他看了一眼身边一心研究古建筑的少女,突觉心累。也许这就是上个病灶放飞自我的报应。

“不太可信,没见过。”枕鸢兴致缺缺地看了丰钰一眼,又继续盯着飞檐上的压脊兽瞧。

丰钰点头表示理解,说:“如今我们皆有任务在身,并无利益冲突,不如先通力合作,将眼前的问题解决。”

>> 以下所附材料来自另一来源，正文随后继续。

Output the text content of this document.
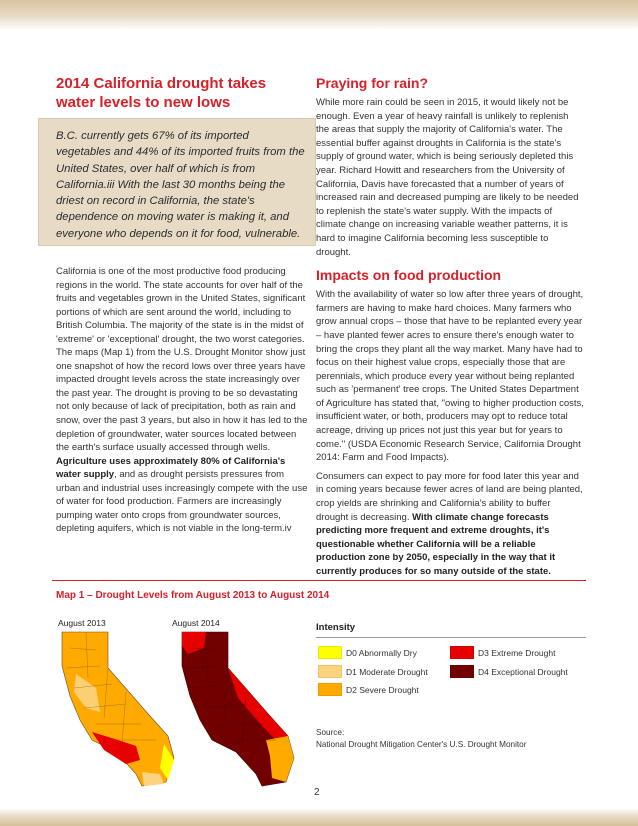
2014 California drought takes water levels to new lows
B.C. currently gets 67% of its imported vegetables and 44% of its imported fruits from the United States, over half of which is from California.iii With the last 30 months being the driest on record in California, the state's dependence on moving water is making it, and everyone who depends on it for food, vulnerable.
California is one of the most productive food producing regions in the world. The state accounts for over half of the fruits and vegetables grown in the United States, significant portions of which are sent around the world, including to British Columbia. The majority of the state is in the midst of 'extreme' or 'exceptional' drought, the two worst categories. The maps (Map 1) from the U.S. Drought Monitor show just one snapshot of how the record lows over three years have impacted drought levels across the state increasingly over the past year. The drought is proving to be so devastating not only because of lack of precipitation, both as rain and snow, over the past 3 years, but also in how it has led to the depletion of groundwater, water sources located between the earth's surface usually accessed through wells. Agriculture uses approximately 80% of California's water supply, and as drought persists pressures from urban and industrial uses increasingly compete with the use of water for food production. Farmers are increasingly pumping water onto crops from groundwater sources, depleting aquifers, which is not viable in the long-term.iv
Praying for rain?

While more rain could be seen in 2015, it would likely not be enough. Even a year of heavy rainfall is unlikely to replenish the areas that supply the majority of California's water. The essential buffer against droughts in California is the state's supply of ground water, which is being seriously depleted this year. Richard Howitt and researchers from the University of California, Davis have forecasted that a number of years of increased rain and decreased pumping are likely to be needed to replenish the state's water supply. With the impacts of climate change on increasing variable weather patterns, it is hard to imagine California becoming less susceptible to drought.

Impacts on food production

With the availability of water so low after three years of drought, farmers are having to make hard choices. Many farmers who grow annual crops – those that have to be replanted every year – have planted fewer acres to ensure there's enough water to bring the crops they plant all the way market. Many have had to focus on their highest value crops, especially those that are perennials, which produce every year without being replanted such as 'permanent' tree crops. The United States Department of Agriculture has stated that, "owing to higher production costs, insufficient water, or both, producers may opt to reduce total acreage, driving up prices not just this year but for years to come." (USDA Economic Research Service, California Drought 2014: Farm and Food Impacts).

Consumers can expect to pay more for food later this year and in coming years because fewer acres of land are being planted, crop yields are shrinking and California's ability to buffer drought is decreasing. With climate change forecasts predicting more frequent and extreme droughts, it's questionable whether California will be a reliable production zone by 2050, especially in the way that it currently produces for so many outside of the state.

Map 1 – Drought Levels from August 2013 to August 2014
August 2013	August 2014	Intensity
D0 Abnormally Dry
D1 Moderate Drought
D2 Severe Drought
D3 Extreme Drought
D4 Exceptional Drought
Source:
National Drought Mitigation Center's U.S. Drought Monitor
2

双方的任务自然是不同的。她并不知晓这些人的任务是什么,只能凭听到的只言片语进行推断,先稳住他们再从长计议总没错。

褚春来可不会因为这句话放松警惕。

他试探道:“那你说说看,我们的任务是什么?”

闻言,玄鸣和徐符清都投来一个赞赏的眼神,不料却和彼此对上了视线,愣了一下便立刻滑开。

还没看过系统提示的丰钰:……

沉默的一瞬中,她脑中浮现宅邸女主人对自己浅笑的模样,脱口说:“大抵是了却那位娘子的夙愿吧。”

褚春来惊讶:“竟然说对了……难道你真的是玩家?!”

丰钰面无表情,心中也很惊讶:竟然猜对了?

玄鸣帮她把前因后果圆回来:“许是病灶特殊,阁下才能中途加入。我观你身上因果,与其他玩家并无不同。如此徐道长便可放心了吧?”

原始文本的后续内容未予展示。